About Kathleen Hall Jamieson

Communication Studies

Kathleen Hall Jamieson is Elizabeth Ware Packard Professor of Communication at the University of Pennsylvania’s Annenberg School for Communication, the Walter and Leonore Annenberg Director of the university’s Annenberg Public Policy Center, and Program Director of the Annenberg Retreat at Sunnylands.

Jamieson has authored or co-authored 16 books, most recently Cyberwar: How Russian Hackers and Trolls Helped Elect a President (Oxford University Press), which won the 2019 R.R. Hawkins Award from the Association of American Publishers. Including Cyberwar, six of the books that Jamieson has authored or co-authored have received a total of nine political science or communication book awards (Packaging the Presidency, Eloquence in an Electronic Age, Spiral of Cynicism, Presidents Creating the Presidency, and The Obama Victory.) She recently co-edited The Oxford Handbook of Political Communication and The Oxford Handbook of the Science of Science Communication.
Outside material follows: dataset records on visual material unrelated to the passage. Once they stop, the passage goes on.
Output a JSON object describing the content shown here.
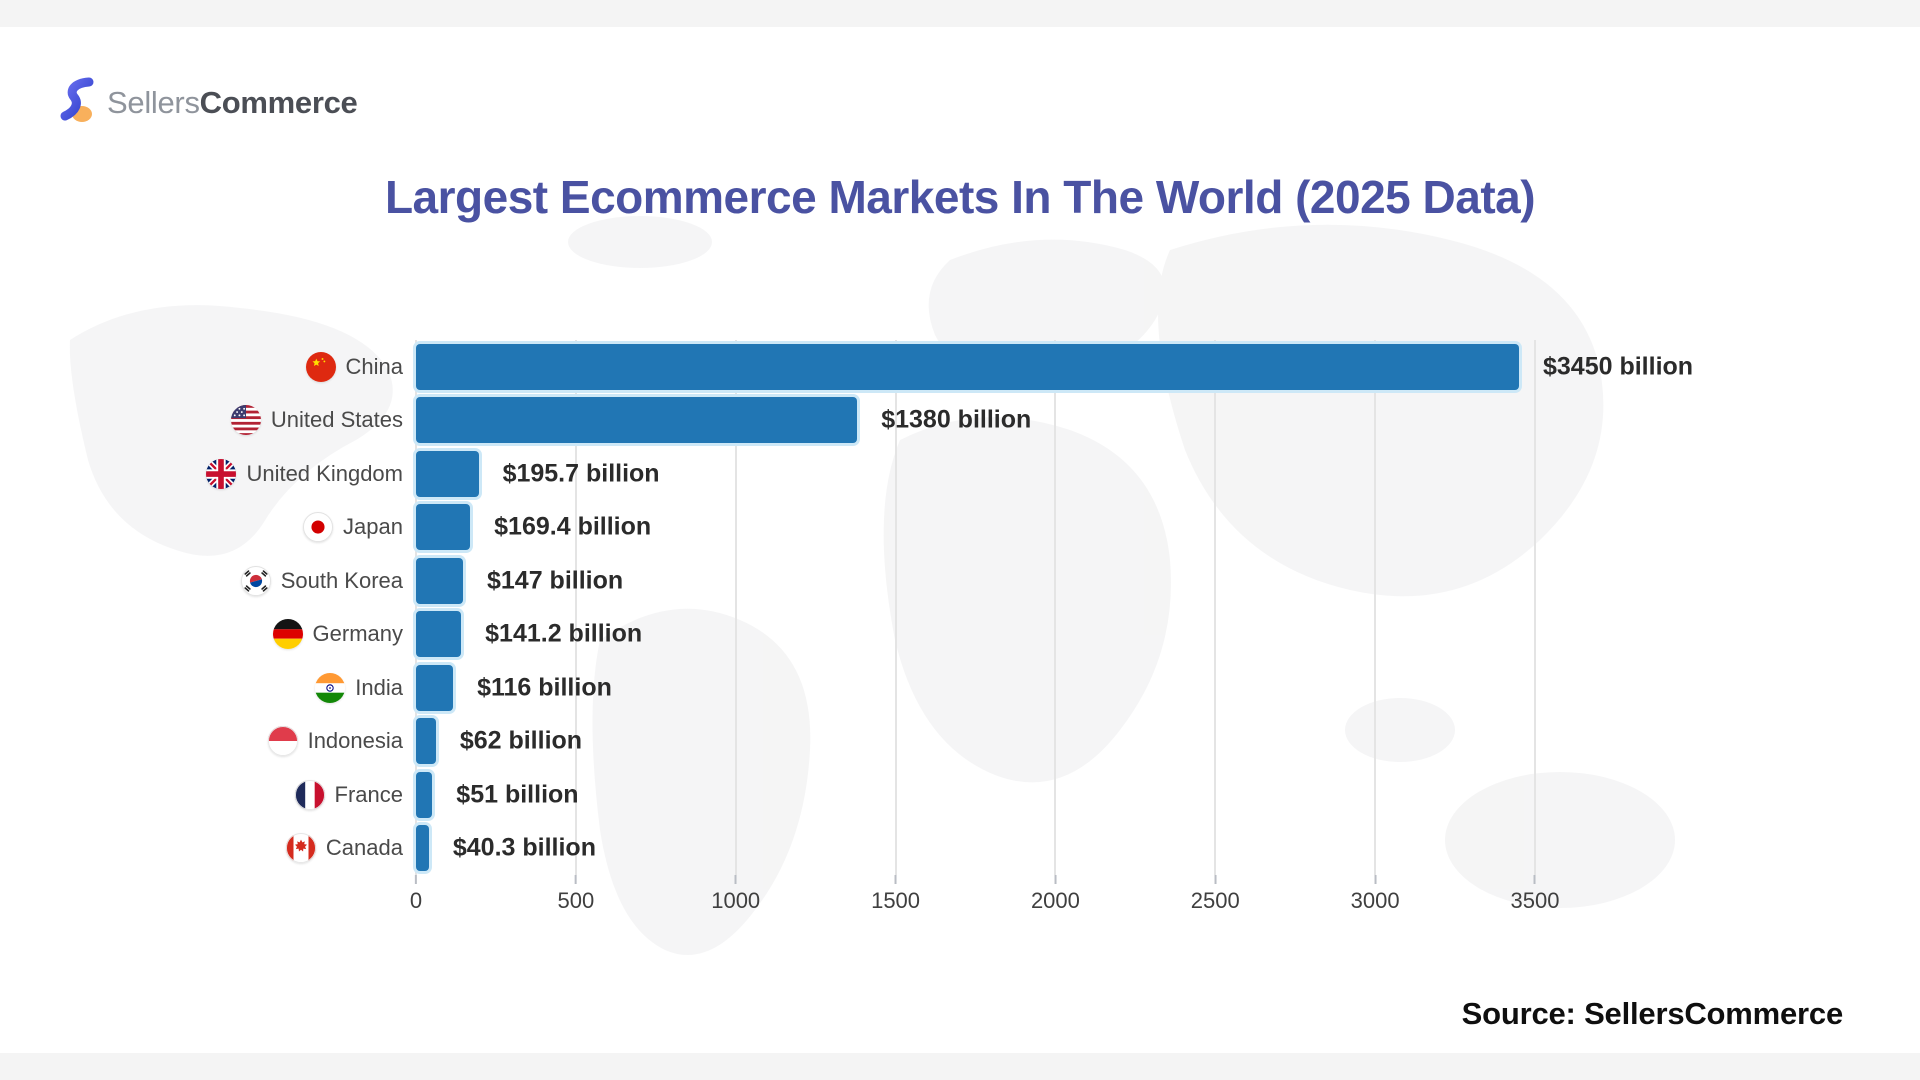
{
  "logo": {
    "sellers": "Sellers",
    "commerce": "Commerce"
  },
  "title": "Largest Ecommerce Markets In The World (2025 Data)",
  "source_label": "Source: SellersCommerce",
  "colors": {
    "bar": "#2176B4",
    "bar_halo": "#CDE8F7",
    "title": "#4A52A2",
    "value_label": "#2B2B2B"
  },
  "chart_data": {
    "type": "bar",
    "orientation": "horizontal",
    "title": "Largest Ecommerce Markets In The World (2025 Data)",
    "unit": "USD billions",
    "xlim": [
      0,
      3500
    ],
    "x_ticks": [
      0,
      500,
      1000,
      1500,
      2000,
      2500,
      3000,
      3500
    ],
    "grid": true,
    "legend": false,
    "categories": [
      "China",
      "United States",
      "United Kingdom",
      "Japan",
      "South Korea",
      "Germany",
      "India",
      "Indonesia",
      "France",
      "Canada"
    ],
    "values": [
      3450,
      1380,
      195.7,
      169.4,
      147,
      141.2,
      116,
      62,
      51,
      40.3
    ],
    "value_labels": [
      "$3450 billion",
      "$1380 billion",
      "$195.7 billion",
      "$169.4 billion",
      "$147 billion",
      "$141.2 billion",
      "$116 billion",
      "$62 billion",
      "$51 billion",
      "$40.3 billion"
    ],
    "flags": [
      "china",
      "united-states",
      "united-kingdom",
      "japan",
      "south-korea",
      "germany",
      "india",
      "indonesia",
      "france",
      "canada"
    ]
  }
}
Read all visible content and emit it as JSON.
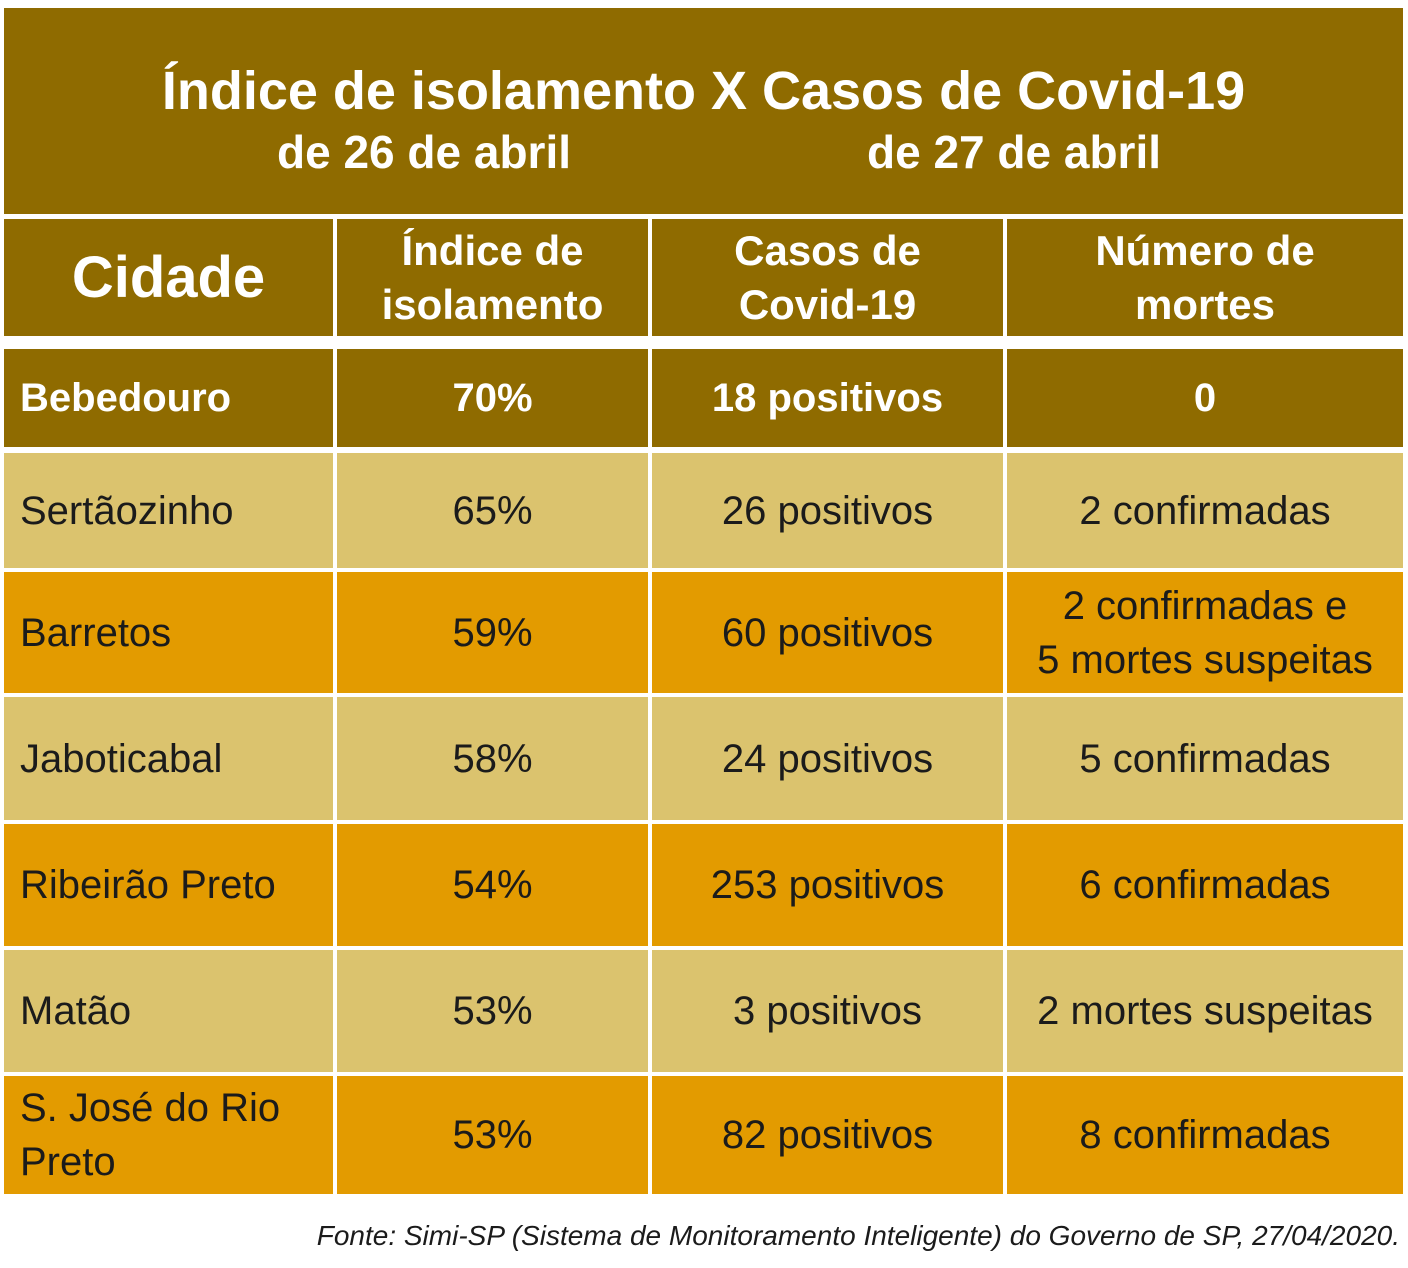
{
  "chart_data": {
    "type": "table",
    "title": "Índice de isolamento X Casos de Covid-19",
    "subtitle_left": "de 26 de abril",
    "subtitle_right": "de 27 de abril",
    "columns": [
      "Cidade",
      "Índice de isolamento",
      "Casos de Covid-19",
      "Número de mortes"
    ],
    "rows": [
      [
        "Bebedouro",
        "70%",
        "18 positivos",
        "0"
      ],
      [
        "Sertãozinho",
        "65%",
        "26 positivos",
        "2 confirmadas"
      ],
      [
        "Barretos",
        "59%",
        "60 positivos",
        "2 confirmadas e 5 mortes suspeitas"
      ],
      [
        "Jaboticabal",
        "58%",
        "24 positivos",
        "5 confirmadas"
      ],
      [
        "Ribeirão Preto",
        "54%",
        "253 positivos",
        "6 confirmadas"
      ],
      [
        "Matão",
        "53%",
        "3 positivos",
        "2 mortes suspeitas"
      ],
      [
        "S. José do Rio Preto",
        "53%",
        "82 positivos",
        "8 confirmadas"
      ]
    ],
    "source": "Fonte: Simi-SP (Sistema de Monitoramento Inteligente) do Governo de SP, 27/04/2020.",
    "colors": {
      "header": "#8f6b00",
      "row_light": "#dbc36e",
      "row_orange": "#e39b00",
      "header_text": "#ffffff",
      "body_text": "#1b1b1b"
    }
  }
}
Jamieson has won university-wide teaching awards at each of the three universities at which she has taught and has delivered the American Political Science Association’s Ithiel de Sola Poole Lecture, the National Communication Association’s Arnold Lecture, and the NASEM Division of Behavioral and Social Sciences and Education Henry and Bryna David Lecture. Her paper “Implications of the Demise of ‘Fact’ in Political Discourse” received the American Philosophical Society’s 2016 Henry Allen Moe Prize.

Jamieson’s work has been funded by the FDA and the MacArthur, Ford, Carnegie, Pew, Robert Wood Johnson, Packard, and Annenberg Foundations. She is the co-founder of FactCheck.org and its subsidiary site, SciCheck, and director of The Sunnylands Constitution Project, which has produced more than 30 award-winning films on the Constitution for high school students.
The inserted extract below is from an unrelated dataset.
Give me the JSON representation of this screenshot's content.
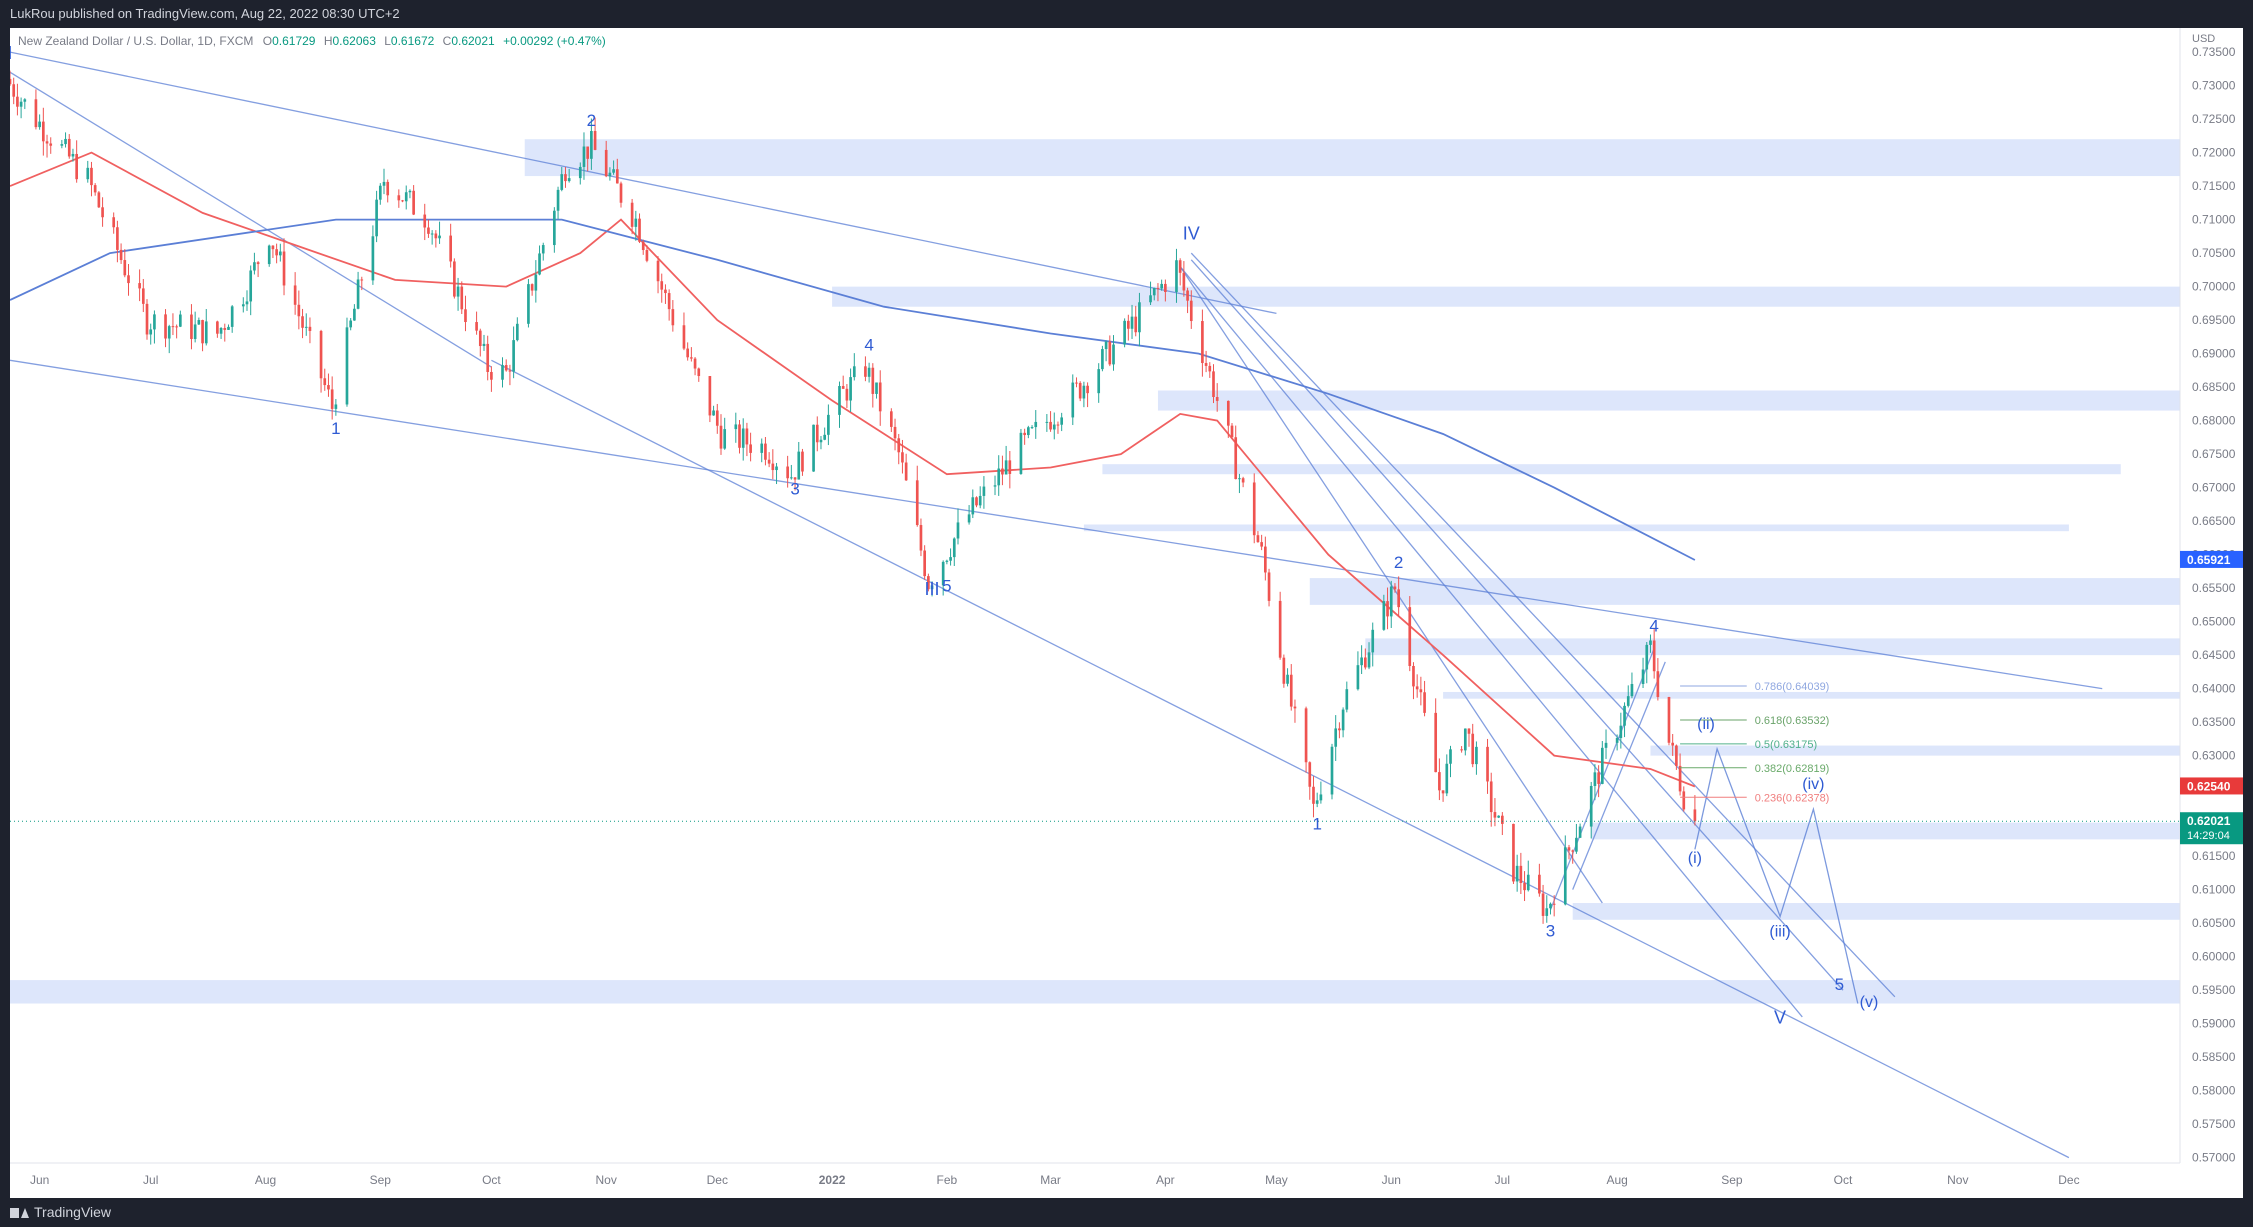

Jamieson is a fellow of the American Academy of Arts and Sciences, the American Philosophical Society, the American Academy of Political and Social Science, and the International Communication Association, and a past president of the American Academy of Political and Social Science. She was awarded the National Academy of Sciences’ Public Welfare Medal, its most prestigious award, in 2020 for her “non-partisan crusade to ensure the integrity of facts in public discourse and development of the science of scientific communication to promote public understanding of complex issues.”